Mayor Johnson ‘seriously considering’ City Council dean Walter Burnett to run Chicago Housing Authority

Mayor Brandon Johnson said Tuesday he is seriously considering City Council dean Walter Burnett (27th) to take over a Chicago Housing Authority that has fallen short on delivering on promises of the “Plan for Transformation” made after CHA high-rises were demolished.

After 30 years in the Council, Burnett, who turns 62 next month, said he has maxed out on his city pension and plans to resign his 27th Ward seat — whether or not he gets the CHA job.

He hopes that will pave the way for the mayor to appoint his 29-year-old son and namesake, Walter R. Burnett, to fill his seat, continuing a time-honored tradition of Chicago politicians taking care of their kids.

Although he has several lucrative offers from private sector firms, Burnett described the CHA as his dream job, one that would allow his career in Chicago politics to come full circle.

And it’s a job the mayor sounds inclined to give him.

Johnson said Burnett — who took over as Zoning Committee chair after the City Council rejected the mayor’s first choice, progressive firebrand Byron Sigcho-Lopez (25th) — has been an “incredible asset to the people of Chicago” and would do the same at the CHA.

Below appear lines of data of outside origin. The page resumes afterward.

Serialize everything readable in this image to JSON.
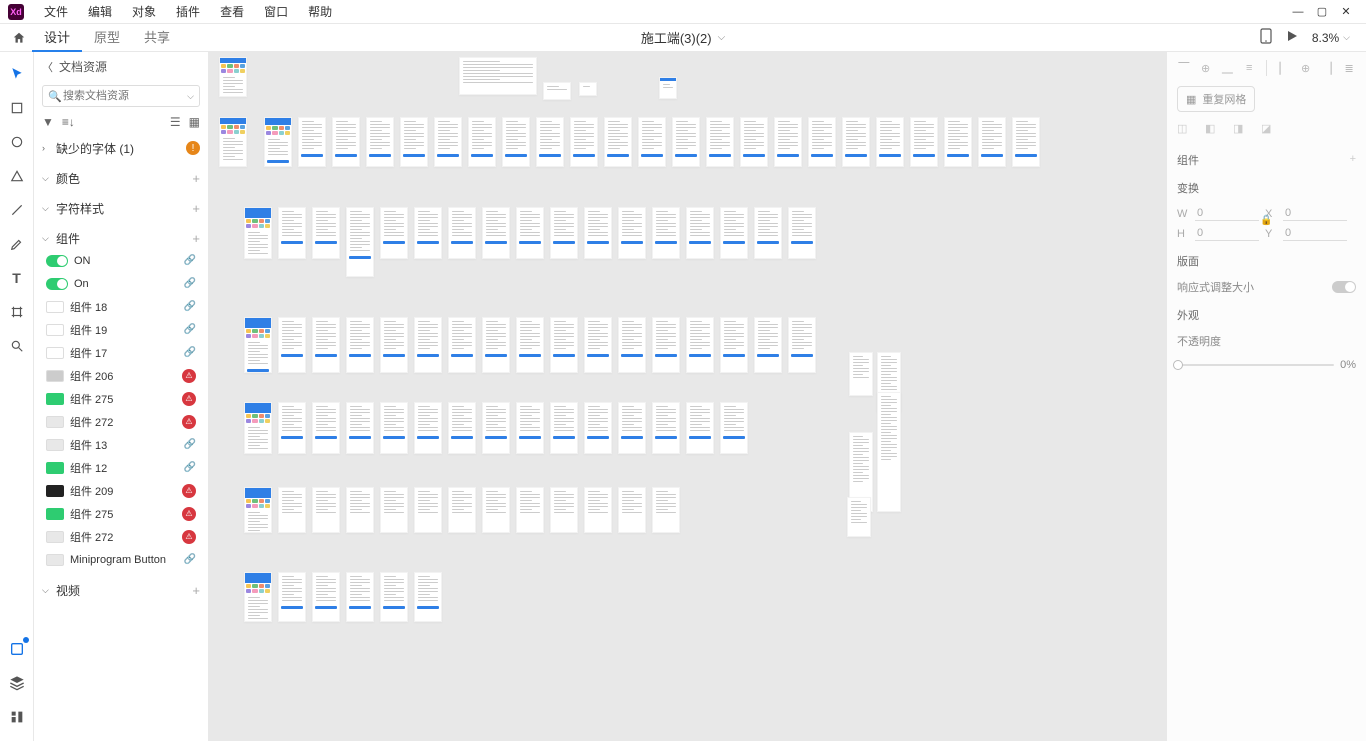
{
  "menubar": {
    "items": [
      "文件",
      "编辑",
      "对象",
      "插件",
      "查看",
      "窗口",
      "帮助"
    ]
  },
  "modebar": {
    "tabs": [
      "设计",
      "原型",
      "共享"
    ],
    "active_tab": 0,
    "doc_title": "施工端(3)(2)",
    "zoom": "8.3%"
  },
  "left_panel": {
    "header": "文档资源",
    "search_placeholder": "搜索文档资源",
    "sections": {
      "missing_fonts": {
        "label": "缺少的字体 (1)",
        "open": false,
        "warn": true
      },
      "colors": {
        "label": "颜色",
        "open": true
      },
      "char_styles": {
        "label": "字符样式",
        "open": true
      },
      "components": {
        "label": "组件",
        "open": true
      },
      "video": {
        "label": "视频",
        "open": true
      }
    },
    "components": [
      {
        "name": "ON",
        "kind": "toggle",
        "broken": false
      },
      {
        "name": "On",
        "kind": "toggle",
        "broken": false
      },
      {
        "name": "组件 18",
        "kind": "swatch-white",
        "broken": false
      },
      {
        "name": "组件 19",
        "kind": "swatch-white",
        "broken": false
      },
      {
        "name": "组件 17",
        "kind": "swatch-white",
        "broken": false
      },
      {
        "name": "组件 206",
        "kind": "swatch-gray",
        "broken": true
      },
      {
        "name": "组件 275",
        "kind": "swatch-green",
        "broken": true
      },
      {
        "name": "组件 272",
        "kind": "swatch-lgray",
        "broken": true
      },
      {
        "name": "组件 13",
        "kind": "swatch-lgray",
        "broken": false
      },
      {
        "name": "组件 12",
        "kind": "swatch-green",
        "broken": false
      },
      {
        "name": "组件 209",
        "kind": "swatch-dark",
        "broken": true
      },
      {
        "name": "组件 275",
        "kind": "swatch-green",
        "broken": true
      },
      {
        "name": "组件 272",
        "kind": "swatch-lgray",
        "broken": true
      },
      {
        "name": "Miniprogram Button",
        "kind": "swatch-lgray",
        "broken": false
      }
    ]
  },
  "right_panel": {
    "repeat_grid": "重复网格",
    "sec_component": "组件",
    "sec_transform": "变换",
    "w_label": "W",
    "w_val": "0",
    "h_label": "H",
    "h_val": "0",
    "x_label": "X",
    "x_val": "0",
    "y_label": "Y",
    "y_val": "0",
    "sec_layout": "版面",
    "responsive": "响应式调整大小",
    "sec_appearance": "外观",
    "opacity_label": "不透明度",
    "opacity_val": "0%"
  }
}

“His lived experience around public housing is just — it’s the type of experience that is rare,” Johnson told reporters at his weekly City Hall news conference. “You very rarely find someone who has that type of compassion and understanding around the value of building more affordable housing, particularly public housing. … He is someone that I am seriously considering, along with two other potential candidates.”

The CHA board is slated to meet later this month, when a decision on the agency’s new CEO could be announced. If Burnett leaves the City Council, Johnson will have three jobs to fill: 27th Ward alderperson; vice mayor and Zoning Committee chair.

“Whoever the vice mayor is, that’s the person that I trust in the event I’m not able to serve. That’s the person who would fill in,” Johnson said. “We’ll cross that bridge when we get there.”

Burnett talked about what it would mean to him to return to his CHA roots. He was born in his grandmother’s apartment at Rockwell Gardens. He and his young parents then moved to Cabrini-Green, where they lived in four different buildings until Burnett was 17.

“Even thinking about this stuff is emotional for me. It’s just unbelievable how gracious and merciful God is. I never dreamed that something like this could happen for me,” said Burnett, who was convicted of armed robbery when he was 17 but pardoned in 1998.

“Whether I go to CHA or not, I’m grateful. I’m grateful to be the vice mayor of Chicago with the journey that I’ve been through. To be the longest-serving African American alderman in history. I’m just grateful for all of those things this journey has taken me to, and grateful I’ve got people knocking on my door telling me that, if I don’t do this, I can come with them.”

After presiding over the 27th Ward’s transformation, Burnett believes he is uniquely qualified to use his development expertise to deliver for Chicago’s neediest residents.

“If I can turn the West Loop from Skid Row to the hottest area in the country — and all of that comes with a lot grit, a lot of hard work, a lot of consistency, a lot of relationships — I want to give all of that and more to this agency and see if I can help to turn it around,” Burnett said.

The CHA has undergone a revolving door of top executives at a time when federal support for public housing is being slashed. But Burnett said he has a “way of attracting good people to do things.”

“I want to push home ownership. I want to encourage folks to try to become self-sufficient. Move up, move out and do better,” he said. “I have a lot of contemporaries I grew up with at CHA who have been successful. I’d like to reach out to a lot of those people to see if they can help me to help mentor folks from public housing.”

If Burnett gets the CHA job, it would serve as a career capstone — and an opportunity to deliver on the promise he made to local residents when the Cabrini complex was torn down.

“I made a commitment to try to help them get jobs and try to help them come back. Here we are 20 years later and we haven’t been able to help all of them to come back. We haven’t been able to replace all of the housing,” Burnett said. “That’s one of the reasons I want to do this.”